Bloodshot Announces Return of The Blacks

02/18/2010




 

Digital only EP will have a lot of cool add-ons. Perfect for when you're high, even!

 

By Blurt Staff

 

Who remembers The Blacks? One of the more exciting bands to emerge out of late ‘90s Chicago, they issued two great albums (1998's Dolly Horrorshow and 2000's Just Like Home, both on Bloodshot) then, in their own words, "flamed out" under their own volatility. They came back together, however, for a reunion show at the Bloodshot Records 15th Anniversary Hideout Block Party in the fall of 2009. Now comes the recorded fruits of the reunion, a digital-only EP titled In Sickness and Health, due March 9 on Bloodshot.

 

The first 300 downloads come with a limited-edition poster designed by Danny Black and silk screened by Crosshair Silkscreen.
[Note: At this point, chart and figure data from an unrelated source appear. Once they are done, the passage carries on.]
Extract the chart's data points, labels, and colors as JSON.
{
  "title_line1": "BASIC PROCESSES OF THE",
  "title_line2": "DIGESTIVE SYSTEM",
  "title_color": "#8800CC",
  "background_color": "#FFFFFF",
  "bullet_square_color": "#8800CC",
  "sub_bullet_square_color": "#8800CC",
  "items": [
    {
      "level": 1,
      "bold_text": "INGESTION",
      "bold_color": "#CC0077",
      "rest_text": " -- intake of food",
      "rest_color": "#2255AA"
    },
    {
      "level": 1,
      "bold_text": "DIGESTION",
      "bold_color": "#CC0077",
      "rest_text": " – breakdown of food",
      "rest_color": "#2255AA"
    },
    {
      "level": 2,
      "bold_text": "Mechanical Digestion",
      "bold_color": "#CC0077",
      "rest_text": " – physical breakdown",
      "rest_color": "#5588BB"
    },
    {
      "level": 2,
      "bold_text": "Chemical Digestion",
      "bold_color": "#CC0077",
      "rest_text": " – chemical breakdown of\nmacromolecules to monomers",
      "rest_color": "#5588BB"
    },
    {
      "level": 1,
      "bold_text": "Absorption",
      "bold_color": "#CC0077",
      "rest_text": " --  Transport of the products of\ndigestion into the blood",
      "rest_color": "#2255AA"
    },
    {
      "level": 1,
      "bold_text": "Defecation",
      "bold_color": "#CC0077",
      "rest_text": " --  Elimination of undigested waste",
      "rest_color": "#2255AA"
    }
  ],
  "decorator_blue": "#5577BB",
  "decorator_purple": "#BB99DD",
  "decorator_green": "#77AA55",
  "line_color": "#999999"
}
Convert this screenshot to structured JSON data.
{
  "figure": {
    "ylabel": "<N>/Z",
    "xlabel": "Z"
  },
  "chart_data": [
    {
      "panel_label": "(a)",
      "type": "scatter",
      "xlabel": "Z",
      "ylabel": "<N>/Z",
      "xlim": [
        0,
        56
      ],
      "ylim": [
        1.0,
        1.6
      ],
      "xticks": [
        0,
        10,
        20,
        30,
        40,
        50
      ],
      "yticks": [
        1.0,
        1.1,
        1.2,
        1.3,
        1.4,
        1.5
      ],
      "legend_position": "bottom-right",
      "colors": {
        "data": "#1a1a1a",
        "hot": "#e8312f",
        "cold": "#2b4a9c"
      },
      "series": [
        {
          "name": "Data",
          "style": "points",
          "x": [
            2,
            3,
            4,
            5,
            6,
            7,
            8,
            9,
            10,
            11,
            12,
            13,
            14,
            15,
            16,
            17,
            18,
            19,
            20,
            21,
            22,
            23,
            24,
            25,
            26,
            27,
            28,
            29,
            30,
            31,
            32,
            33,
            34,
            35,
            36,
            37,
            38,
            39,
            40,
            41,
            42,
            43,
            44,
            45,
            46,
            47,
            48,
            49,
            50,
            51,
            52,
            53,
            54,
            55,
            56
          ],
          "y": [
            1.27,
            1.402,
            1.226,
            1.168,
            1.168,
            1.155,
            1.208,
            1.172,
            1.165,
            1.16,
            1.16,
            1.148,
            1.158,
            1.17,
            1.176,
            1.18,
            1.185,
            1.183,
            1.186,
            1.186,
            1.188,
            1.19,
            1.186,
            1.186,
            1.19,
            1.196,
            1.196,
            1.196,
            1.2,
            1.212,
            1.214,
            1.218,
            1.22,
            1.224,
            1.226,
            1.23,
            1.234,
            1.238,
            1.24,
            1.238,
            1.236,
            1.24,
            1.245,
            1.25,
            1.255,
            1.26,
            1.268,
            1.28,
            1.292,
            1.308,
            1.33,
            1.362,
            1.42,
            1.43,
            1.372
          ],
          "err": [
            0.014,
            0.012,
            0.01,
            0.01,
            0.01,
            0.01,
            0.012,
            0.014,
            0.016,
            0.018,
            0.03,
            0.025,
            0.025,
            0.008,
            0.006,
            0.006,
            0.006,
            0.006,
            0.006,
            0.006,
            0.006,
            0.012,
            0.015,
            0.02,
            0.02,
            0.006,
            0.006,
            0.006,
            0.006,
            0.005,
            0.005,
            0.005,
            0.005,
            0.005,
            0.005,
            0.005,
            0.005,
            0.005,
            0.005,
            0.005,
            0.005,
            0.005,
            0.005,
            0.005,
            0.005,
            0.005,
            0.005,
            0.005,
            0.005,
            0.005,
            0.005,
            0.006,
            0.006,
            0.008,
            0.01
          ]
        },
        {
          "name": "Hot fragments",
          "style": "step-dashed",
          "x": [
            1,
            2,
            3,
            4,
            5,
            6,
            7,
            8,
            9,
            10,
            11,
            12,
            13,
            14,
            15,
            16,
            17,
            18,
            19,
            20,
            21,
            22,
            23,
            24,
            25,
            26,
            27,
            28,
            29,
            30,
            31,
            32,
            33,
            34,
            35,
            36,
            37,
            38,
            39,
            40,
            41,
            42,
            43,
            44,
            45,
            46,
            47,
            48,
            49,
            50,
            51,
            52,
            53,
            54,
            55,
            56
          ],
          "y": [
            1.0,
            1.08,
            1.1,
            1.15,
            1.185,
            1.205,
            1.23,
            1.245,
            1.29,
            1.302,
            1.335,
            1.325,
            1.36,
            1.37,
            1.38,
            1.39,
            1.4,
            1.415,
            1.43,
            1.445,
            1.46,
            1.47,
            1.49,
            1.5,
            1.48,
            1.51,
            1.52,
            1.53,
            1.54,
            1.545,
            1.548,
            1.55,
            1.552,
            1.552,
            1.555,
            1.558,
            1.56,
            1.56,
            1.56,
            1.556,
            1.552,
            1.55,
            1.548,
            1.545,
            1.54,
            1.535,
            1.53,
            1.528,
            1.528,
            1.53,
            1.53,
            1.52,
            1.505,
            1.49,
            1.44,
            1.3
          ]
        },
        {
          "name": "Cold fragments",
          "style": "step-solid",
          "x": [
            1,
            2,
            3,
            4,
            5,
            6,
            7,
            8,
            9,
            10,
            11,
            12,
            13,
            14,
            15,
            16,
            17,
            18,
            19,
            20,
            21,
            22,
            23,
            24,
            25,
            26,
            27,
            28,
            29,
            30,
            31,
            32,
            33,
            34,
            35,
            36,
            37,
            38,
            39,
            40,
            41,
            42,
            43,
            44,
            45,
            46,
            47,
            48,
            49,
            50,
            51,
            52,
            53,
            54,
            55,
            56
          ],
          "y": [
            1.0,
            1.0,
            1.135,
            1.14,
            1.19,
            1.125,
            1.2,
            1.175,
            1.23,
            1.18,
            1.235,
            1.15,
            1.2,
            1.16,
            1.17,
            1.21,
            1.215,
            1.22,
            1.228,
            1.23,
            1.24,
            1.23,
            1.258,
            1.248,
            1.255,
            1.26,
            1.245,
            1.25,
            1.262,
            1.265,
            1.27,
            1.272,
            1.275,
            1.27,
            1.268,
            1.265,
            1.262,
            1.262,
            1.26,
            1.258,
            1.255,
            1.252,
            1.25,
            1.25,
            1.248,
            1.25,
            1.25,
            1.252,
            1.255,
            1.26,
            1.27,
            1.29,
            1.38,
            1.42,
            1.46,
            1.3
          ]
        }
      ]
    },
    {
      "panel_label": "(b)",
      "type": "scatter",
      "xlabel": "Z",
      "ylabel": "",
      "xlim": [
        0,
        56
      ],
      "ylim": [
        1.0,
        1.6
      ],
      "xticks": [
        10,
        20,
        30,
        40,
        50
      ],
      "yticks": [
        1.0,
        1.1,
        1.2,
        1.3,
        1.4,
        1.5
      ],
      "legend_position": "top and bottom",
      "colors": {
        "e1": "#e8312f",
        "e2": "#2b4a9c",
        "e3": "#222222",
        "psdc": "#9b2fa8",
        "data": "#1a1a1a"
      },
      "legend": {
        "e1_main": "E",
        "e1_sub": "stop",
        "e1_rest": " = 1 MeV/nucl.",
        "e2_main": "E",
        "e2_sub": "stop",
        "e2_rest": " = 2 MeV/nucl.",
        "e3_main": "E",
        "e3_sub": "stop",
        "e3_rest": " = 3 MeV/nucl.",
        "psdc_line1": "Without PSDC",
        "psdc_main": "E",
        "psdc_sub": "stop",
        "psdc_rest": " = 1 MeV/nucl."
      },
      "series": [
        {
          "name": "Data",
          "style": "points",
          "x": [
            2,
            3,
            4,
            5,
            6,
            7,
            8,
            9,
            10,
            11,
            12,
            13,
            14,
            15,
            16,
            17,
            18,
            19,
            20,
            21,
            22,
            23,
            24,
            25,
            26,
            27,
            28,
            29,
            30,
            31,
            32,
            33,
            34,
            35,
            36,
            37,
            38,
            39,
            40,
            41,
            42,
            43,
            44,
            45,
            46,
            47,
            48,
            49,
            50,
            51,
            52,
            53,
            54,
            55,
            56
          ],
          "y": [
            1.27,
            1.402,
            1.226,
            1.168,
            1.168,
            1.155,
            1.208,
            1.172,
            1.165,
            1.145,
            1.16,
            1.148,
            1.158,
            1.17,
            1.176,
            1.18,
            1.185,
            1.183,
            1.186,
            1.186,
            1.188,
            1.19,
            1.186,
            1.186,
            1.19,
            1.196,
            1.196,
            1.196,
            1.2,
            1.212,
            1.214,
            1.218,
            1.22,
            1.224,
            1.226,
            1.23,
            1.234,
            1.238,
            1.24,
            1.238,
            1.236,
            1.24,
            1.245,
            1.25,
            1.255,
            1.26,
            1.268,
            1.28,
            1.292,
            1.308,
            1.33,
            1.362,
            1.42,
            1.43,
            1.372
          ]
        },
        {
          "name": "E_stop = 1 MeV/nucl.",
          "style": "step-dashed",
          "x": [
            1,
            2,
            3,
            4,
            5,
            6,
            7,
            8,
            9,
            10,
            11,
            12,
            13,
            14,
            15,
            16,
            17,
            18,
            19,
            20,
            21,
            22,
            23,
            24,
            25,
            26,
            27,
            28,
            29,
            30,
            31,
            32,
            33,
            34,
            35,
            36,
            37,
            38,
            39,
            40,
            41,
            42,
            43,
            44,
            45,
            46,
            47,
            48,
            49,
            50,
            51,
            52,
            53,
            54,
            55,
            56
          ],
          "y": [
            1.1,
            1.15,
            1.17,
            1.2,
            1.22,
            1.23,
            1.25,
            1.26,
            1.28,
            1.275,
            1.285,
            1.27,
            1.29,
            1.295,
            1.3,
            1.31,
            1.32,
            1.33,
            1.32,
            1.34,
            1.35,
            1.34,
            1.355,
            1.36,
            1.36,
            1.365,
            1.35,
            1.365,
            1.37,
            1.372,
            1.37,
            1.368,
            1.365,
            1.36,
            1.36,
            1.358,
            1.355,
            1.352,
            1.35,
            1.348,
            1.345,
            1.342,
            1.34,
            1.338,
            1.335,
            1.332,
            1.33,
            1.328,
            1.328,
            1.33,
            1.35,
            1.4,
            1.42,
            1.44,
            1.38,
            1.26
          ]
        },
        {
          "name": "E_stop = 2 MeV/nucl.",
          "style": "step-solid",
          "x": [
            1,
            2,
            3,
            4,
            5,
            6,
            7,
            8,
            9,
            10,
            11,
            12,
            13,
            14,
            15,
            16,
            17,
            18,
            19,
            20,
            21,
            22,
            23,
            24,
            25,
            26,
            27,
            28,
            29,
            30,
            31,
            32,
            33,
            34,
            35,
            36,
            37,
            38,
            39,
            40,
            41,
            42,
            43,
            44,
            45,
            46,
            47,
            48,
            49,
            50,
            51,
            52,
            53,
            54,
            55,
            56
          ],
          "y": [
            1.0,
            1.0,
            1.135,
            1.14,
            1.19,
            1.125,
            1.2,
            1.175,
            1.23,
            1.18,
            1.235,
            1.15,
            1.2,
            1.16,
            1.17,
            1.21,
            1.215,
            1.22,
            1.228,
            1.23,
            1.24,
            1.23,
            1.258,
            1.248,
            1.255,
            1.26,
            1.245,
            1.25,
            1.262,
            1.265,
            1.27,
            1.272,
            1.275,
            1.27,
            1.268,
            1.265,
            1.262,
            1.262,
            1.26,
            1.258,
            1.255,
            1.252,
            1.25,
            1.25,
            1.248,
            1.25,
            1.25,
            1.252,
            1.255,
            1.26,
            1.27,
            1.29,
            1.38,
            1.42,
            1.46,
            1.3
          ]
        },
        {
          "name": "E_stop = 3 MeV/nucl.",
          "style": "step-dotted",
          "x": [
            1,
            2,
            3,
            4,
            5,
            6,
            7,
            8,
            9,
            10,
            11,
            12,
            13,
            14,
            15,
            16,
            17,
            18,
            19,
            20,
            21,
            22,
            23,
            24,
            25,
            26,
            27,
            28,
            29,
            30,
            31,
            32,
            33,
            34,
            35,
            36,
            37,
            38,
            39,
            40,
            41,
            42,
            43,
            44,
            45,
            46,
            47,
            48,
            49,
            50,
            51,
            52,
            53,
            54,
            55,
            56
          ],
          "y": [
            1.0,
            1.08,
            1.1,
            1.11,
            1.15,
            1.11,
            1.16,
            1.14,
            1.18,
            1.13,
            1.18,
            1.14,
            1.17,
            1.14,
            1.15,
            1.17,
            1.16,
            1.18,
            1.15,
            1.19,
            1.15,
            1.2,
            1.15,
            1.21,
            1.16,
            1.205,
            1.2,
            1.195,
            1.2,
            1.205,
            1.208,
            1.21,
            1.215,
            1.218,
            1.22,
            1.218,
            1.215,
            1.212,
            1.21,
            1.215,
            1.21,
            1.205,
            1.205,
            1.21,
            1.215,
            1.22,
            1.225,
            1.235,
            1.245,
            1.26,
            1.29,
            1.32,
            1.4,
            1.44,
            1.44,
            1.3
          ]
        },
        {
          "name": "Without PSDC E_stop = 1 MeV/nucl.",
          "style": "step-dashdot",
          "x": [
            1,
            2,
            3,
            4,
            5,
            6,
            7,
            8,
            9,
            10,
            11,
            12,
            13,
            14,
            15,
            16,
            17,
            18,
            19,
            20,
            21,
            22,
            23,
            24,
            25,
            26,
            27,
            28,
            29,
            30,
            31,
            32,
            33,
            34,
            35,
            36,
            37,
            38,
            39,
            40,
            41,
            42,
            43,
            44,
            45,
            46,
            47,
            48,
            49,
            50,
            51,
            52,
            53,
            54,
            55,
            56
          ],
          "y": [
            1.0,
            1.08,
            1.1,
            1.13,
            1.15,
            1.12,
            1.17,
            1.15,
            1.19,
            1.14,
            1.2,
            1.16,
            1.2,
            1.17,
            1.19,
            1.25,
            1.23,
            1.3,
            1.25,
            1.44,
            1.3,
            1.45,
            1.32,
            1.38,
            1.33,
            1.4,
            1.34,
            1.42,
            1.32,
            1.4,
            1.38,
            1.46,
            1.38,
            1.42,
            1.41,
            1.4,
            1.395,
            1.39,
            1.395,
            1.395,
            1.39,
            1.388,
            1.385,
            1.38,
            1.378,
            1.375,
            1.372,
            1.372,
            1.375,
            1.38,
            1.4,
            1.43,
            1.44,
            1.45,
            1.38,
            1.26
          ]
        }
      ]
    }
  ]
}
All downloads of the EP include an enhanced package of lyrics, original artwork, photos and the documentary on the Blacks rise and fall, "Bring It Back From The Dead" by John Boston and Glorious Noise Productions.

 

Now THAT sounds like a bargain. Incidentally, don't confuse the band with another outfit, the San Francisco-based Blacks. Go here for their Bloodshot artist page.

 

Some details on the EP, courtesy Bloodshot:

 

 

Book-ending the EP are stark confessionals that could be comfortably sung in a dimly lit basement studio or on the railing of a bridge.  As we enter a new decade, singer/guitarist Danny Black's near-whispered "Ten Years" is the theme song for blown chances and wasted time, while bassist/singer Gina Black (classically trained, but beats and bows the stand-up like few others) sings "If It All Falls Through" teetering on desperation, her voice cracking and breathless with resignation or hope, it's hard to tell.  Maybe she doesn't even know.  Maybe it's the same thing.

 

In between are four songs bursting with sanguine energy. From the Flaming Lips soar of "Can't Explain" to the Tom Waits gutter poetry of "Bottled & Flat" to the X inflected fractured romance of "I'm In Love," The Blacks alchemical balance of orchestral punk, rootsy psychedelia and gut bucket snarl conjures many reference points, but remains uniquely theirs.  Guitarist/singer Nora O'Connor, (who spent much of the past decade singing with Andrew Bird, New Pornographers, Neko Case and Mavis Staples, as well as releasing the solo album 2004's Til the Dawn), with her simple raw and melodic playing and ethereal bluebird of a voice, and drummer James Emmenegger, all wide lapels and flailing arms, round out this, the classic line up of the Blacks, and make them more than the sum of their parts; their particular talents and demons making for fertile and exhilarating turns, and the production making for an intimate  headphones record, suitable for when you're low or when you're high.